Ada seorang operations manager dari client kantor saya – yang cool banget. Kita undang dia makan siang dan nasinya keras. Kita sebagai vendor yang baik, meminta maaf. Dia bilang,
“Gak papa. Justru saya suka nasi keras. Gak suka tuh saya, beras sushi.”
“Kok sukanya nasi yang keras Pak?” I cannot help but to ask.
“Iya, orang tua saya ngajarin jangan pernah buang makanan. Nasi kemarin juga kita makan.”

This may be simple. But this, blew my mind.

Dan setelah saya menjadi orang tua, di sini lah saya lihat banyak orang tua mulai mengambil langkah yang tidak disadari, berdampak.

“Saya waktu kecil, miskin. Saya pastikan anak-anak saya mendapatkan yang terbaik, termahal.”
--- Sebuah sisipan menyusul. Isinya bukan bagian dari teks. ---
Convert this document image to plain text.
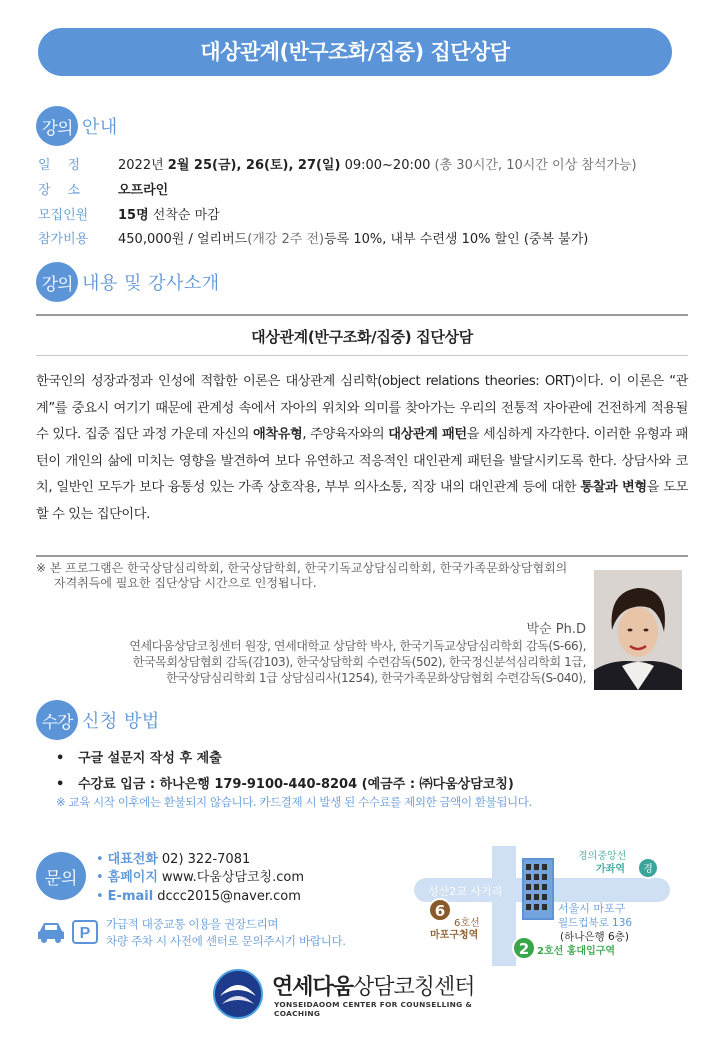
대상관계(반구조화/집중) 집단상담
강의 안내
일정	2022년 2월 25(금), 26(토), 27(일) 09:00~20:00 (총 30시간, 10시간 이상 참석가능)
장소	오프라인
모집인원	15명 선착순 마감
참가비용	450,000원 / 얼리버드(개강 2주 전)등록 10%, 내부 수련생 10% 할인 (중복 불가)
강의 내용 및 강사소개
대상관계(반구조화/집중) 집단상담
한국인의 성장과정과 인성에 적합한 이론은 대상관계 심리학(object relations theories: ORT)이다. 이 이론은 “관계”를 중요시 여기기 때문에 관계성 속에서 자아의 위치와 의미를 찾아가는 우리의 전통적 자아관에 건전하게 적용될 수 있다. 집중 집단 과정 가운데 자신의 애착유형, 주양육자와의 대상관계 패턴을 세심하게 자각한다. 이러한 유형과 패턴이 개인의 삶에 미치는 영향을 발견하여 보다 유연하고 적응적인 대인관계 패턴을 발달시키도록 한다. 상담사와 코치, 일반인 모두가 보다 융통성 있는 가족 상호작용, 부부 의사소통, 직장 내의 대인관계 등에 대한 통찰과 변형을 도모할 수 있는 집단이다.
※ 본 프로그램은 한국상담심리학회, 한국상담학회, 한국기독교상담심리학회, 한국가족문화상담협회의
자격취득에 필요한 집단상담 시간으로 인정됩니다.
박순 Ph.D
연세다움상담코칭센터 원장, 연세대학교 상담학 박사, 한국기독교상담심리학회 감독(S-66),
한국목회상담협회 감독(감103), 한국상담학회 수련감독(502), 한국정신분석심리학회 1급,
한국상담심리학회 1급 상담심리사(1254), 한국가족문화상담협회 수련감독(S-040),
수강 신청 방법
• 구글 설문지 작성 후 제출
• 수강료 입금 : 하나은행 179-9100-440-8204 (예금주 : ㈜다움상담코칭)
※ 교육 시작 이후에는 환불되지 않습니다. 카드결제 시 발생 된 수수료를 제외한 금액이 환불됩니다.
문의
• 대표전화 02) 322-7081
• 홈페이지 www.다움상담코칭.com
• E-mail dccc2015@naver.com
P
가급적 대중교통 이용을 권장드리며
차량 주차 시 사전에 센터로 문의주시기 바랍니다.
성산2교 사거리
경의중앙선
가좌역 경
서울시 마포구
월드컵북로 136
(하나은행 6층)
6
6호선
마포구청역
2 2호선 홍대입구역
연세다움상담코칭센터
YONSEIDAOOM CENTER FOR COUNSELLING & COACHING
“Waktu kecil, saya makan aja susah. Saya pastikan mereka itu sekarang makan enak.”

“Waktu kecil, saya belajar ditemani lilin dan 2 buku. Sekarang anak saya, saya sekolahkan ke Inggris.”

We experienced the worst and therefore we tend to give the best.

The question is, is the best…is what our children need? Really?

Orang sukses itu menjadi sukses karena :
(1) dididik dengan benar, terlepas dari dari apakah dia kaya atau miskin
(2) dididik oleh kesulitan yang dia hadapi.

Kita akui ada anak orang kaya yang tetap jempolan attitudenya dan perjuangannya. Tapi kita lihat kebanyakan orang sukses juga dulunya sulit. Kesulitan (dalam beberapa kasus, kemiskinan) itu yang menjadi drive orang-orang untuk menjadi sukses. Ini adalah resep yang nyata. Kesulitan yang orang-orang sukses ini hadapi adalah ladang ujian di mana mereka menempa diri mereka menjadi orang sukses.

Pertanyaannya, jika kita ingin mencetak anak-anak yang bermental baja, kenapa kita justru memberikan semua kemudahan? Kenapa justru kita hilangkan semua kesulitan itu?

Karena dengan menghilangkan kesulitan-kesulitan itu, justru kita menciptakan generasi yang syarat hidupnya banyak.

*Generasi Berikutnya*

*_Apa yang terjadi dengan dari hasil thinking frame ‘dulu saya susah, saya tidak ingin anak saya susah’? Ini yang terjadi:_*

Anak dari teman ibu saya terbiasa makan beras impor thailand. Di 98, kita terkena krisis dan orang tuanya tdiak lagi mampu beli beras impor. Yang terjadi adalah, anaknya gak bisa makan.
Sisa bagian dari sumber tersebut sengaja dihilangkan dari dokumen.